Needless to say, as fairly unsporty sorts, Sigmund and I spend a lot of time wandering around aimlessly between the various spread-out events and are usually chatting when anything exciting occurs. If I were to enter the Mother's race, (which I wouldn't, under any circumstance), I would probably be like the poor soul who (1) fell down, and (2) starting losing her skirt, which managed both to slip down and gape open, and (3) ahem, "popped out" of her blouse -- thus exposing herself on all fronts. Worst of all, perhaps, she came dead last. As for Sigmund, he left sporting humiliations in the graveyard of his childhood memories -- a place to which he does not plan on returning.
I can like Sports Day, but only under specific conditions. Specific weather conditions. If the weather is sunny, but not hot, breezy but not windy, I can enjoy even an epic outdoor activity. But mess with this balance, and I become what the English hate above all things: a moaner.
Earlier tonight I was reading an article which mentioned neurasthenia -- and I wondered if there was some similar mental/physical condition which explains an oversensitivity to weather. Unlike most of the English, who seem impervious to the weather, I am hugely sensitive to its vagaries. Until today, I had carried a dread of the "Sports Day" fixture on the annual school calendar. But until today, I had never experienced a sunny Sports Day.
In the sparkling sunshine, Sports Day seemed charming. The headmaster in his blue blazer looked dapper. The many dogs frolicking on the field were positively adorable. The long queue at the (free!) ice cream truck seemed like a good way to bide one's time. Hour after hour of clapping and shouting "Well Done!" was quite pleasant. In fact, the only bad thing that I can think of is that someone left out the chocolate chip cookies and they melted in the sun.
So with that brief segue, I move on to a recipe for Tollhouse chocolate chip cookies, as per Debski's request -- and with a bit of commentary, of course.
8 oz butter
3/4 cup white sugar
3/4 cup packed brown sugar
1 tsp vanilla.
Add two eggs, beating well after each addition.
2 1/4 cup all-purpose flour
1 tsp baking soda
1 tsp salt
Add flour mixture to butter mixture, beating until just combined.
Stir in 2 cups of chocolate chips and 1 cup of chopped pecans or walnuts -- but obviously, this last step can be modified to suit your tastes.
Drop by rounded tablespoons onto an ungreased baking sheet and bake for 9 -11 minutes at a 375F/190C oven.

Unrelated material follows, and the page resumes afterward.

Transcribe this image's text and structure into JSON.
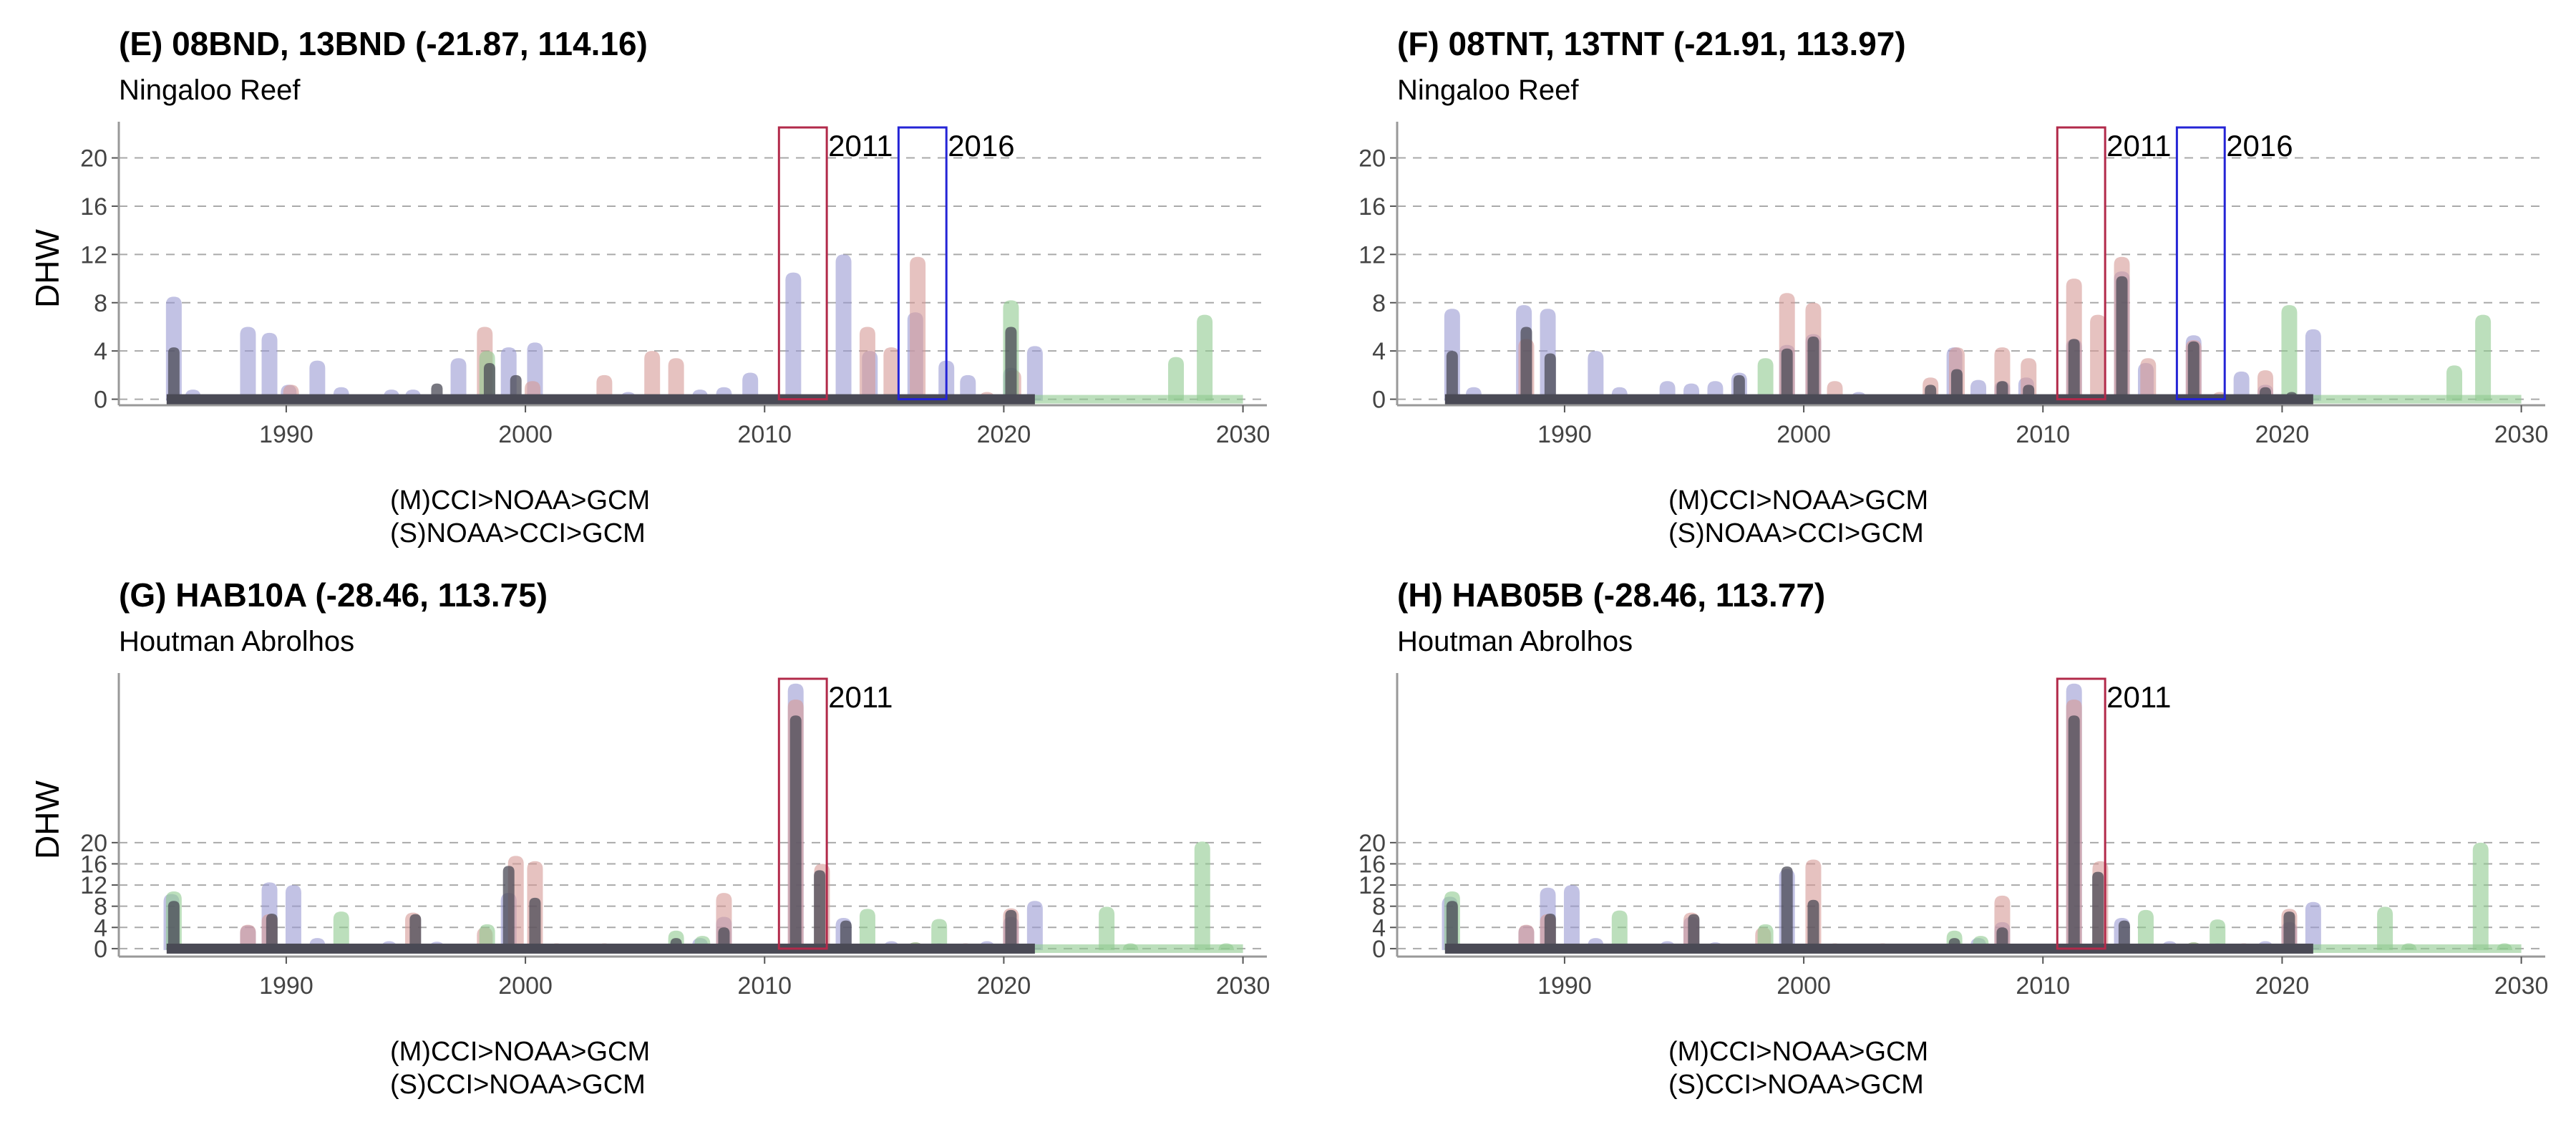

This is the Tollhouse recipe -- taken directly from the back of the Nestle semi-sweet morsel wrapper. (An imported good which I try never to be without.) For those English people who do not have the opportunity to visit the U.S. and bring back chocolate chips and Crisco sticks, I offer some good news: Marks & Spencer has just started offering a "plain chocolate chip" which has proven to be darn close to the original. So far it is the best chocolate chip I've managed to encounter in the UK.
A few more words on chocolate chip cookies: When I was a child, we made these cookies with Crisco (vegetable shortening) instead of butter. People used to fall into two different camps when it came to baking, and to this day my mother knows which of her friends prefer a "butter" chocolate chip cookie and which swear by substituting Crisco. In my considered opinion, the BEST chocolate chip cookie is made with 4 oz of butter and 4 oz of Crisco. Butter for taste, and Crisco for texture.
I think that you would approve of this slight amendment to the original recipe, Debski, as I know that you are a person who appreciates a bit of this and a bit of that. I'm not sure how you feel about Sports Day, but I bet that I can make a pretty good guess.